She walked into a German courtroom on March 6, 1981, sat down quietly in the third row, opened her purse, and pulled out a .22 Beretta.
Then 30-year-old Marianne Bachmeier stood up, aimed at the man’s back, and pulled the trigger 8 times.
7 bullets hit. 6 of them killed him.
The man dying on the courtroom floor was Klaus Grabowski, a convicted child molester who had lured Marianne’s 7-year-old daughter Anna into his home, held her captive for hours, sexually assaulted her, and strangled her to death with his fiancée’s pantyhose. He stuffed her tiny body in a cardboard box and dumped it by a canal.
In court, his lawyers were preparing the defense that hormone treatment had made him do it. Everyone could see he was going to get off light.
Marianne had seen enough.
After emptying the magazine, she calmly dropped the pistol on the courtroom floor and said:
“I wanted to shoot him in the face. I shot him in the back. I hope he is dead.”
Then she let the bailiffs take her away without resistance.

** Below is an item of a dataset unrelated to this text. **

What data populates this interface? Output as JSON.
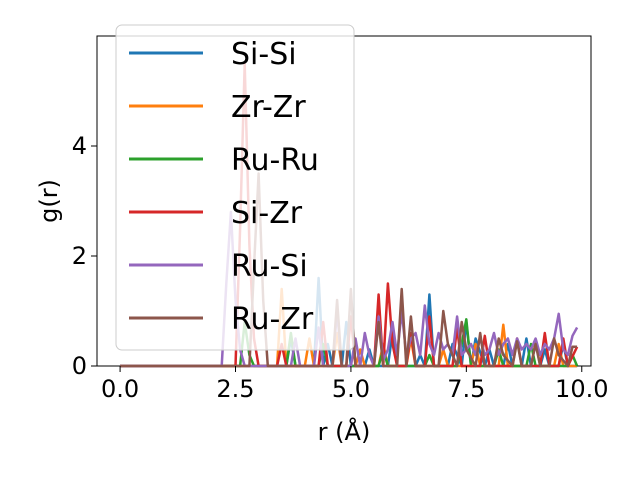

The German public lost their minds. Tens of thousands sent her flowers, money, marriage proposals. A magazine paid her 250,000 marks for her life story. Polls showed nearly HALF the country thought she was a hero.
The judges, of course, did not. They charged her with murder.
But they couldn’t make it stick. The jury convicted her only of manslaughter and illegal possession of a firearm. 6 years. She served 3.
She walked out a free woman in 1985.
When she died of cancer in 1996 at age 46, they buried her right next to little Anna in Burgtor Cemetery in Lübeck. Mother and daughter, side by side.
Forty-five years later, Germans still call her one name:
“Die Rachemutter.”
The Revenge Mother.
Sometimes the law is too soft. Sometimes a mother has to be the law.